Monday, Aug. 06, 1956
In Love with a Word
THE APOSTLE OF LIBERTY (344 pp.)--Maurice de la Fuye and Emile Babeau --Yoseloff ($5).
When liberty seemed mainly the preoccupation of a few French philosophers and the dissident American colonials, a millionaire nobleman called Gilbert du Motier, Marquis de Lafayette, gave up his title and pledged his sword to make room for it on the earth. With that pledge and sword, he won a secure place in the pantheon of American heroes. What the French think of him is a more complicated matter. As depicted by his most recent biographers, Maurice de la Fuye and Emile Babeau. the French hero of U.S. schoolboys was himself a schoolboy.
A Man in Love. He was a man in love with a word--liberty. Though he was intimately involved in its success in America, General Lafayette never realized that the achievement of liberty on the new continent owed as much to geography and British Blimpishness as to George Washington. His later attempts to translate American liberty into reality back home in France involved him in one glori ous absurdity after another. Before the French Revolution, he was a popular idol, and after it he might even have become head of state. Instead, his pride in his ideas and inability to compromise lodged him in prison, cost him his fortune in millions and, finally, made him a sort of walking effigy of liberty. To realists like Mirabeau, who tried to take over the revolution, Lafayette's "only ambition is to be praised," and to Napoleon, Lafayette was "a bit of a simpleton."
U.S. readers of the biography may be startled to find some very French notions of Lafayette's role in the Revolutionary War; e.g., there is an implicit assumption that it was primarily a French-British war, and that only the loss of Canada to the British ensured that the British would lose the Thirteen Colonies to the Americans (because the colonists no longer feared French domination). Even more at odds with the U.S. notion, the French biographers insist that Freemasonry played a big role in the 1776 upheaval. Lafayette, they report, was distrusted by Washington until he became a member of an American Masonic lodge; thereafter, he was a young brother, or "an adopted son" to the first American commander in chief, who was himself a top-level Mason.
Lafayette had a faculty for speaking in quotation marks, as if he were conscious of his role in history. In his memoirs he referred to himself as "Lafayette," in the manner of Julius Caesar. He once claimed grandiloquently: "I have vanquished the King of England in his might, the King of France in his authority, the people in their fury. I shall not yield to Mirabeaij." Hanged Talker. The biographers docu ment Lafayette wherever history found him -- which was at the dead center of the libertarian movement of the U.S.
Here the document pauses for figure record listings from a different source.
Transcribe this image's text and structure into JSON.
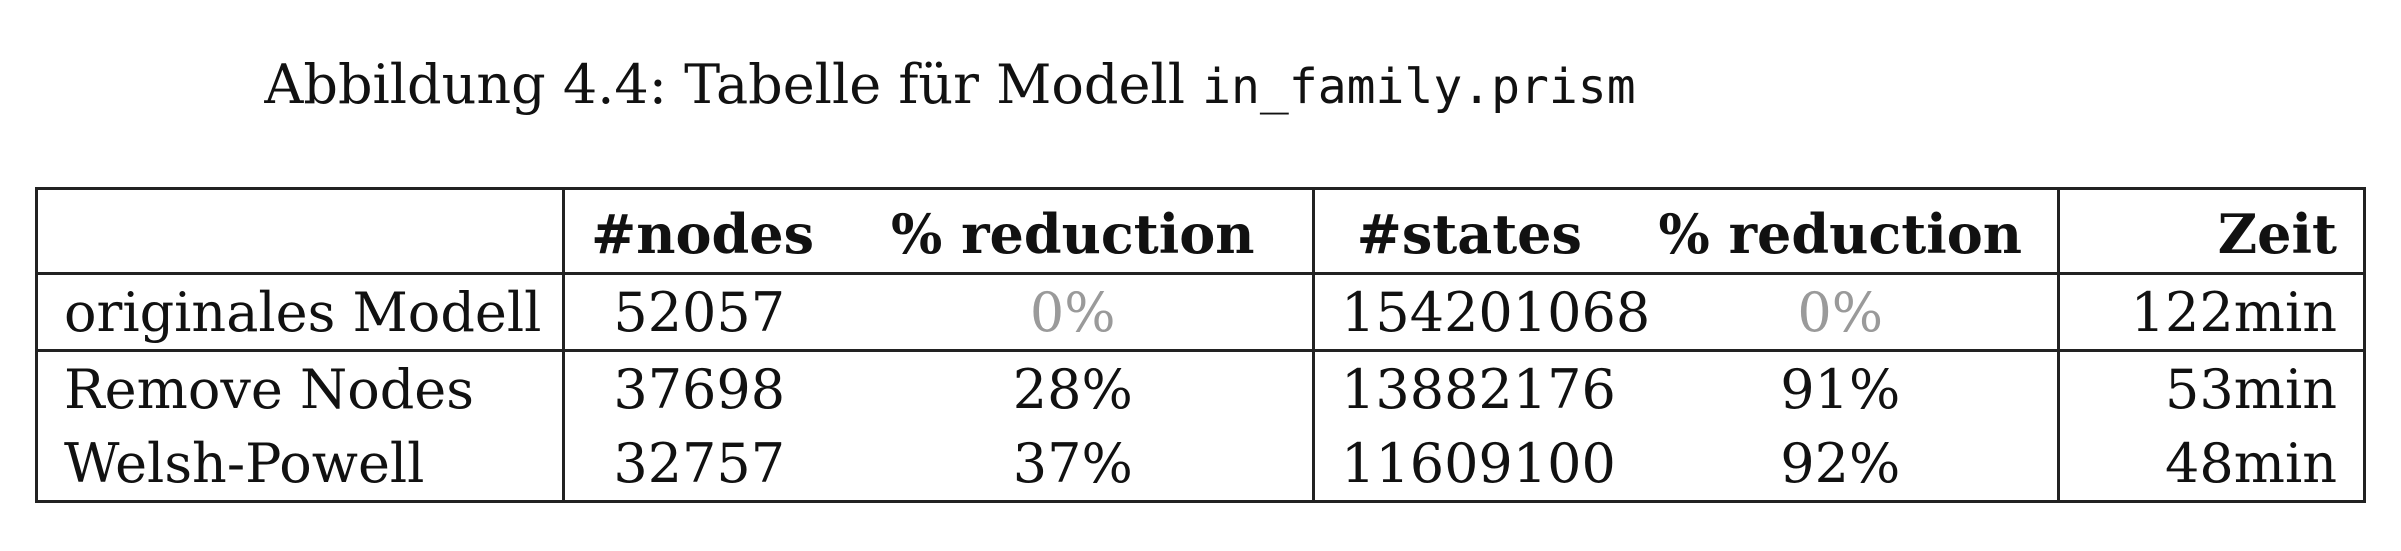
{
  "caption": {
    "prefix": "Abbildung 4.4: Tabelle für Modell ",
    "filename": "in_family.prism"
  },
  "table": {
    "headers": [
      "",
      "#nodes",
      "% reduction",
      "#states",
      "% reduction",
      "Zeit"
    ],
    "rows": [
      {
        "label": "originales Modell",
        "nodes": "52057",
        "nodes_reduction": "0%",
        "states": "154201068",
        "states_reduction": "0%",
        "time": "122min"
      },
      {
        "label": "Remove Nodes",
        "nodes": "37698",
        "nodes_reduction": "28%",
        "states": "13882176",
        "states_reduction": "91%",
        "time": "53min"
      },
      {
        "label": "Welsh-Powell",
        "nodes": "32757",
        "nodes_reduction": "37%",
        "states": "11609100",
        "states_reduction": "92%",
        "time": "48min"
      }
    ],
    "colors": {
      "baseline_reduction": "#9a9a9a",
      "rule": "#222222"
    }
  }
}
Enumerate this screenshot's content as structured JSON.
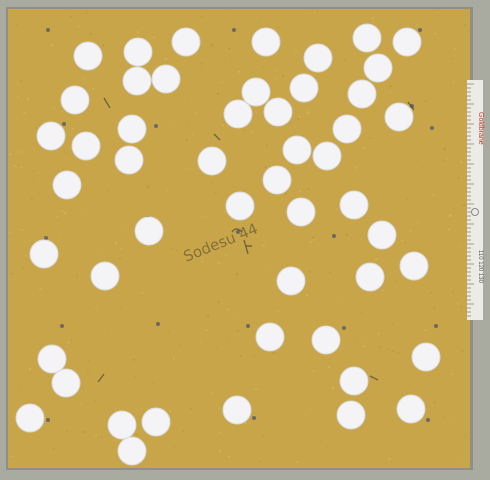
{
  "scene": {
    "description_tag": "cork-board-with-punched-holes",
    "colors": {
      "frame": "#a9aaa0",
      "frame_edge": "#8e8f86",
      "board": "#c9a54a",
      "board_dark": "#b6923c",
      "hole": "#f4f4f6",
      "hole_edge": "#d9dadd",
      "ruler": "#ecebe6",
      "ruler_text": "#c0392b",
      "pin": "#6b6a63",
      "marker": "#3a3a34"
    },
    "handwriting": {
      "label": "Sodesu 44"
    },
    "ruler_text": {
      "brand": "Goldbrane",
      "scale": "110 120 130"
    },
    "hole_count": 62
  }
}
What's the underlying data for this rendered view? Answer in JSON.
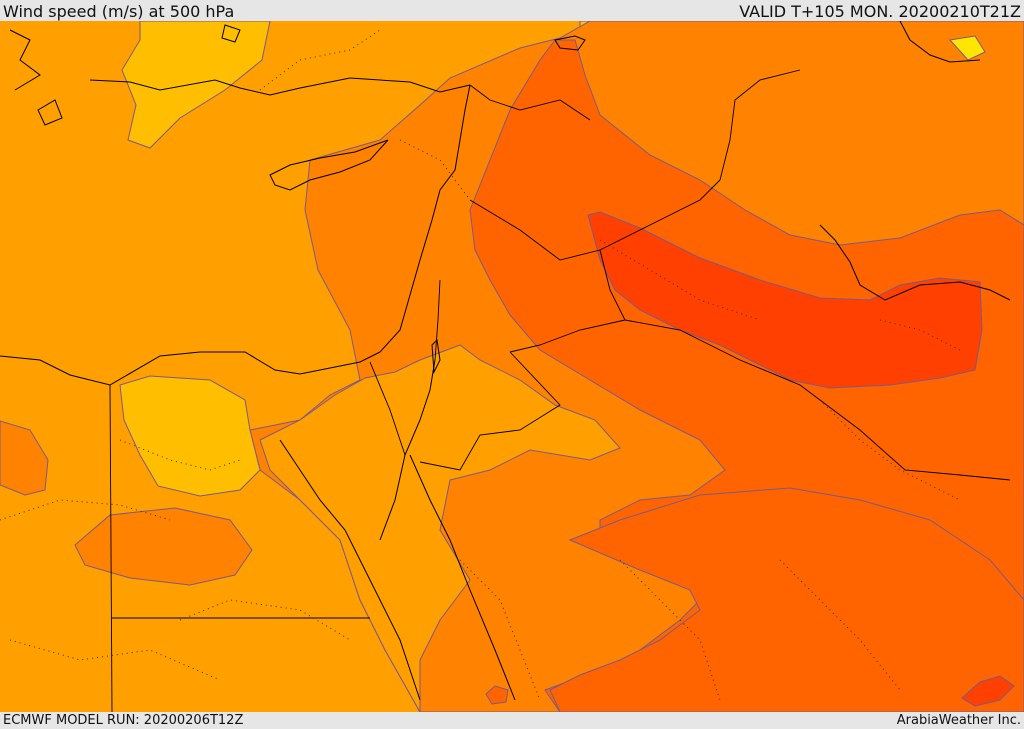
{
  "header": {
    "title": "Wind speed (m/s) at 500 hPa",
    "valid_time": "VALID T+105 MON. 20200210T21Z"
  },
  "footer": {
    "model_run": "ECMWF MODEL RUN: 20200206T12Z",
    "credit": "ArabiaWeather Inc."
  },
  "map": {
    "region": "Eastern Mediterranean / Middle East",
    "colors": {
      "base": "#ff9f00",
      "light_yellow": "#ffbf00",
      "yellow": "#ffe600",
      "pale": "#ffdca8",
      "orange": "#ff8200",
      "dark_orange": "#ff6400",
      "red_orange": "#ff4000",
      "contour": "#7a5a8a",
      "border": "#000000"
    }
  }
}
and French revolutions. At one time, Frederick of Prussia seated him at dinner next to the defeated Cornwallis. Nothing is recorded of the civilities between these former antagonists (Yorktown), but an exchange between the King and the Frenchman ran:
Frederick: I knew a man who talked like you. Do you know what became of him?
Lafayette: No, Sire.
Frederick: Why, sir, he was hanged.
Whatever Lafayette's troubles in Europe (the French Royalists could not forgive him for protecting King Louis XVI's life while attacking his power), Lafayette was pure hero in the young U.S. Nantucket sent a 500-lb. cheese to "the hero of two worlds"; and by 1824, 37 Masonic lodges had taken his name. When he made his first triumphal return in 1784, he bore in his luggage a Masonic apron embroidered for Washington by his wife.
Translator Edward Hyams, himself a witty English essayist and liberal critic, tries in an admirable introduction to pull Lafayette out of the Gallic haze and put him into focus. He quotes Lafayette's bitter enemy, the Marquis de Frenilly, who said: "[He] did, in a way, mitigate the horrors of the Revolution, by making it predominantly ridiculous," but Hyams adds: "Of course, brave, obstinate, rather stupid, perfectly honourable men with a blind faith in liberty and the perfectibility of mankind, are ridiculous; they are also the only men. who make it possible to civilize man's politics and improve his lot."
The reader willing to fight through the odd hedges which French historians build about the most shattering events of their history will be rewarded with a psychological box of tricks, a lot of odd incidental information, and some of the lights and shadows necessary to a true portrait of America's first friend in need. At the end. the reader may well cry: "Lafayette, we are puzzled."